La violencia jamás permanece estática; va escalando niveles y, cuando nadie la frena, ocurre lo inesperado, que casi siempre resulta fatídico. Es probable que "las novatadas" en esa Normal Rural hayan iniciado, en otra época, con "bromas" agresivas por parte de quienes se sentían poderosos y, como nadie se ocupó de frenarlos, todo fue empeorando. Hoy lamentamos la muerte no accidental de un estudiante justo en su centro educativo, no en la calle ni en algún sitio riesgoso.

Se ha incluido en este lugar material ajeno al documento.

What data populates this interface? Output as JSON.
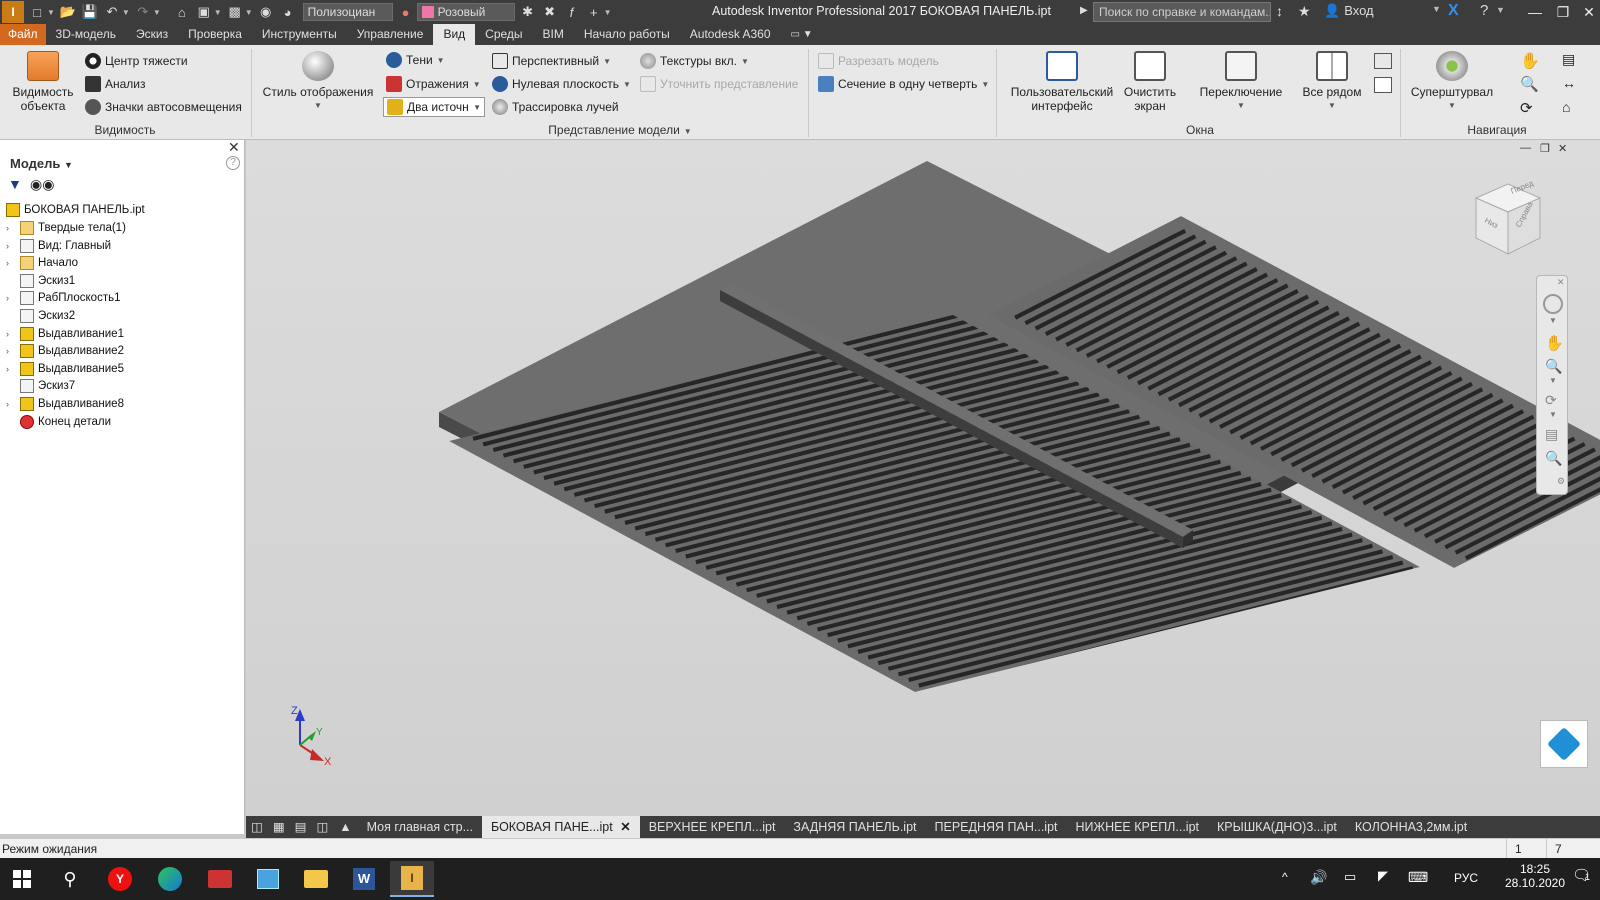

Obligados a comer medio kilo de frijoles con medio kilo de sal, huevos crudos con cáscara, inmundicias de toda clase y a beber agua sucia, forzados a trabajar por casi 16 horas, más enfermos y debilitados cada día, no es extraño que algunos sucumbieran físicamente y uno de ellos ya no pudiera resistir. Este es más un relato de terror que la crónica de una semana de convivencia estudiantil.

Por supuesto que estos excesos jamás fueron parte del proyecto del entonces presidente Lázaro Cárdenas, quien tuvo la visión de abrir Normales Rurales a lo largo y ancho del país para forjar no solamente educadores, sino verdaderos líderes comunitarios.

No es necesario ser un investigador avezado para determinar que, al resultar un alumno muerto y otros ocho hospitalizados, se configura una serie de delitos graves, que deben ser investigados hasta sus últimas consecuencias y castigar a los responsables, así sean estudiantes o autoridades del plantel.

Muy pronto la Fiscalía estatal debe dar a conocer el resultado de las investigaciones y actuar sin contemplación. Nadie debe estar por encima de la ley y aquí tiene que ser demostrada esta máxima del Derecho. Ni un muerto más, ningún trato inhumano y primitivo más en las escuelas de Durango, ni en ninguna otra. La violencia se combate con la aplicación de la ley; no hay otro camino más sensato, justo y eficaz.

ESTÁ PREVISTO HOY el arribo a Durango de los regidores y funcionarios municipales que se divirtieron en Europa desde el pasado 31 de Julio a nuestras costillas. Será muy interesante conocer la justificación que darán sobre el despilfarro de recursos que hicieron por aquellas tierras... DE IGUAL MANERA, estos viajeros deberían emitir una opinión acerca del retraso en la pavimentación de las calles Victoria y Zarco, que se encuentran tal como el día que ellos se fueron a gastar a Europa lo que probablemente tendría que haberse invertido en esa urgente demanda ... EN FIN, CADA uno de quienes realizaron ese viaje cargarán con el estigma de la desvergüenza en lo sucesivo. Ellos eligieron su propio destino personal y futuro político. Y no porque les esté prohibido ir a Europa o cualquier otro sitio, sino porque hacerlo con recursos públicos es la manera más segura de hacer enojar a toda una sociedad.